Dans votre parcours e mission vient également s'insérer une maladie, le paludisme cérébral, qui vous a porté à la paralysie. Comment l'avez-vous vécu en mission et que vous a enseigné cette période ?
La maladie a constitué un don. Après le coma et la physiothérapie, qui a duré 9 mois, voici venir la renaissance. Entre temps, je dois remercier de tout coeur le personnel de l'hôpital Sacco de Milan pour son professionnalisme et sa gentillesse, dont j'ai pu faire l'expérience. Il s'est agi d'une période très sereine et au cours de cette période, j'ai compris quelque chose de très important : parfois, nous perdons beaucoup de temps à cause de difficultés communautaires, de différences de vues. Je suis retournée à la mission avec la ferme intention de ne plus perdre de temps ni d'énergie. Je suis revenue forte de cette conscience. Je suis venue pour aider ces pauvres gens et ceci est tout ce que je dois faire, avec amour. Le reste ne compte pas.
Qu'est-ce qui vous a frappé et vous a surpris dans la mission et dans le fait d'être missionnaire, même si bien des années ont passé depuis vos débuts ?

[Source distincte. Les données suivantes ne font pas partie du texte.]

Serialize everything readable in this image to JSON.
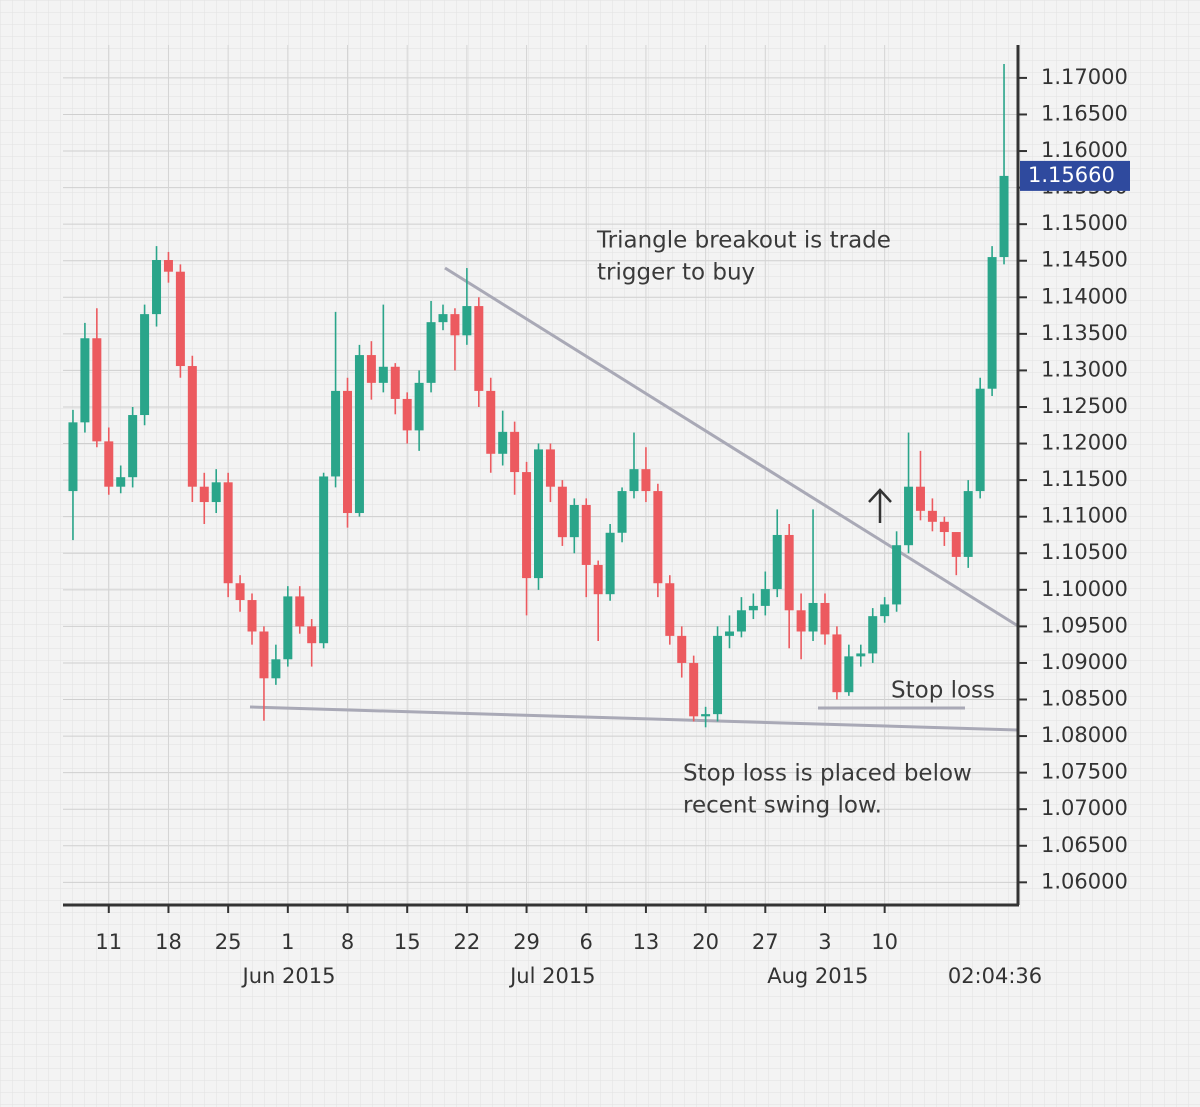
{
  "chart_data": {
    "type": "candlestick",
    "categories": [
      null,
      null,
      null,
      "11",
      null,
      null,
      null,
      null,
      "18",
      null,
      null,
      null,
      null,
      "25",
      null,
      null,
      null,
      null,
      "1",
      null,
      null,
      null,
      null,
      "8",
      null,
      null,
      null,
      null,
      "15",
      null,
      null,
      null,
      null,
      "22",
      null,
      null,
      null,
      null,
      "29",
      null,
      null,
      null,
      null,
      "6",
      null,
      null,
      null,
      null,
      "13",
      null,
      null,
      null,
      null,
      "20",
      null,
      null,
      null,
      null,
      "27",
      null,
      null,
      null,
      null,
      "3",
      null,
      null,
      null,
      null,
      "10",
      null,
      null,
      null,
      null,
      null,
      null,
      null,
      null,
      null,
      null
    ],
    "open": [
      1.1135,
      1.1229,
      1.1344,
      1.1203,
      1.1141,
      1.1154,
      1.1239,
      1.1377,
      1.1451,
      1.1435,
      1.1306,
      1.1141,
      1.112,
      1.1147,
      1.1009,
      1.0986,
      1.0943,
      1.0879,
      1.0905,
      1.0991,
      1.095,
      1.0927,
      1.1155,
      1.1272,
      1.1105,
      1.1321,
      1.1283,
      1.1305,
      1.1261,
      1.1218,
      1.1283,
      1.1366,
      1.1377,
      1.1348,
      1.1388,
      1.1272,
      1.1186,
      1.1216,
      1.1161,
      1.1016,
      1.1192,
      1.1141,
      1.1072,
      1.1116,
      1.1034,
      1.0994,
      1.1078,
      1.1135,
      1.1165,
      1.1135,
      1.1009,
      1.0937,
      1.09,
      1.0827,
      1.083,
      1.0937,
      1.0943,
      1.0972,
      1.0978,
      1.1001,
      1.1075,
      1.0972,
      1.0943,
      1.0982,
      1.0939,
      1.086,
      1.0909,
      1.0913,
      1.0964,
      1.098,
      1.1061,
      1.1141,
      1.1108,
      1.1093,
      1.1079,
      1.1045,
      1.1135,
      1.1275,
      1.1455
    ],
    "high": [
      1.1246,
      1.1365,
      1.1385,
      1.1222,
      1.117,
      1.125,
      1.139,
      1.147,
      1.1462,
      1.1445,
      1.132,
      1.116,
      1.1165,
      1.116,
      1.102,
      1.0995,
      1.095,
      1.0925,
      1.1005,
      1.1005,
      1.096,
      1.116,
      1.138,
      1.129,
      1.1335,
      1.134,
      1.139,
      1.131,
      1.127,
      1.13,
      1.1395,
      1.139,
      1.1385,
      1.144,
      1.14,
      1.129,
      1.1245,
      1.123,
      1.1175,
      1.12,
      1.12,
      1.115,
      1.1125,
      1.1125,
      1.104,
      1.109,
      1.114,
      1.1215,
      1.1195,
      1.1145,
      1.102,
      1.095,
      1.091,
      1.084,
      1.095,
      1.0965,
      1.099,
      1.0995,
      1.1025,
      1.111,
      1.109,
      1.0995,
      1.111,
      1.0995,
      1.095,
      1.0925,
      1.0925,
      1.0975,
      1.099,
      1.108,
      1.1215,
      1.119,
      1.1125,
      1.11,
      1.1075,
      1.115,
      1.129,
      1.147,
      1.1719
    ],
    "low": [
      1.1068,
      1.1215,
      1.1195,
      1.113,
      1.1132,
      1.114,
      1.1225,
      1.136,
      1.142,
      1.129,
      1.112,
      1.109,
      1.1105,
      1.099,
      1.097,
      1.0925,
      1.0821,
      1.087,
      1.0895,
      1.094,
      1.0895,
      1.092,
      1.114,
      1.1085,
      1.11,
      1.126,
      1.127,
      1.124,
      1.12,
      1.119,
      1.127,
      1.1355,
      1.13,
      1.1335,
      1.125,
      1.116,
      1.117,
      1.113,
      1.0965,
      1.1,
      1.112,
      1.106,
      1.105,
      1.099,
      1.093,
      1.0985,
      1.1065,
      1.1125,
      1.112,
      1.099,
      1.0925,
      1.088,
      1.082,
      1.0812,
      1.082,
      1.092,
      1.0935,
      1.096,
      1.0965,
      1.099,
      1.092,
      1.0905,
      1.093,
      1.0925,
      1.085,
      1.0855,
      1.0895,
      1.09,
      1.0955,
      1.097,
      1.105,
      1.1095,
      1.108,
      1.106,
      1.102,
      1.103,
      1.1125,
      1.1265,
      1.1445
    ],
    "close": [
      1.1229,
      1.1344,
      1.1203,
      1.1141,
      1.1154,
      1.1239,
      1.1377,
      1.1451,
      1.1435,
      1.1306,
      1.1141,
      1.112,
      1.1147,
      1.1009,
      1.0986,
      1.0943,
      1.0879,
      1.0905,
      1.0991,
      1.095,
      1.0927,
      1.1155,
      1.1272,
      1.1105,
      1.1321,
      1.1283,
      1.1305,
      1.1261,
      1.1218,
      1.1283,
      1.1366,
      1.1377,
      1.1348,
      1.1388,
      1.1272,
      1.1186,
      1.1216,
      1.1161,
      1.1016,
      1.1192,
      1.1141,
      1.1072,
      1.1116,
      1.1034,
      1.0994,
      1.1078,
      1.1135,
      1.1165,
      1.1135,
      1.1009,
      1.0937,
      1.09,
      1.0827,
      1.083,
      1.0937,
      1.0943,
      1.0972,
      1.0978,
      1.1001,
      1.1075,
      1.0972,
      1.0943,
      1.0982,
      1.0939,
      1.086,
      1.0909,
      1.0913,
      1.0964,
      1.098,
      1.1061,
      1.1141,
      1.1108,
      1.1093,
      1.1079,
      1.1045,
      1.1135,
      1.1275,
      1.1455,
      1.1566
    ],
    "up_color": "#2aa58a",
    "down_color": "#ec5a5f",
    "ylim": [
      1.0569,
      1.1745
    ],
    "yticks": [
      {
        "value": 1.06,
        "label": "1.06000"
      },
      {
        "value": 1.065,
        "label": "1.06500"
      },
      {
        "value": 1.07,
        "label": "1.07000"
      },
      {
        "value": 1.075,
        "label": "1.07500"
      },
      {
        "value": 1.08,
        "label": "1.08000"
      },
      {
        "value": 1.085,
        "label": "1.08500"
      },
      {
        "value": 1.09,
        "label": "1.09000"
      },
      {
        "value": 1.095,
        "label": "1.09500"
      },
      {
        "value": 1.1,
        "label": "1.10000"
      },
      {
        "value": 1.105,
        "label": "1.10500"
      },
      {
        "value": 1.11,
        "label": "1.11000"
      },
      {
        "value": 1.115,
        "label": "1.11500"
      },
      {
        "value": 1.12,
        "label": "1.12000"
      },
      {
        "value": 1.125,
        "label": "1.12500"
      },
      {
        "value": 1.13,
        "label": "1.13000"
      },
      {
        "value": 1.135,
        "label": "1.13500"
      },
      {
        "value": 1.14,
        "label": "1.14000"
      },
      {
        "value": 1.145,
        "label": "1.14500"
      },
      {
        "value": 1.15,
        "label": "1.15000"
      },
      {
        "value": 1.155,
        "label": "1.15500"
      },
      {
        "value": 1.16,
        "label": "1.16000"
      },
      {
        "value": 1.165,
        "label": "1.16500"
      },
      {
        "value": 1.17,
        "label": "1.17000"
      }
    ],
    "grid": true,
    "month_labels": [
      "Jun 2015",
      "Jul 2015",
      "Aug 2015"
    ],
    "time_label": "02:04:36",
    "last_price": 1.1566,
    "last_price_label": "1.15660",
    "last_price_color": "#2f4a9e",
    "annotations": [
      {
        "lines": [
          "Triangle breakout is trade",
          "trigger to buy"
        ]
      },
      {
        "lines": [
          "Stop loss"
        ]
      },
      {
        "lines": [
          "Stop loss is placed below",
          "recent swing low."
        ]
      }
    ]
  }
}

Ce qui me frappe beaucoup est le fait d'avoir été capable de certains choix, mais je dois encore reconnaître que j'ai une bonne dose d'inconscience et que c'est le Seigneur qui porte tout de l'avant. J'aime beaucoup Notre-Dame et chaque jour je fais l'expérience de Sa présence. Saint Jean Bosco a déclaré que c'est Notre-Dame qui a tout fait même si notre collaboration ne manque pas. Telle est la stupeur des débuts et de chaque jour.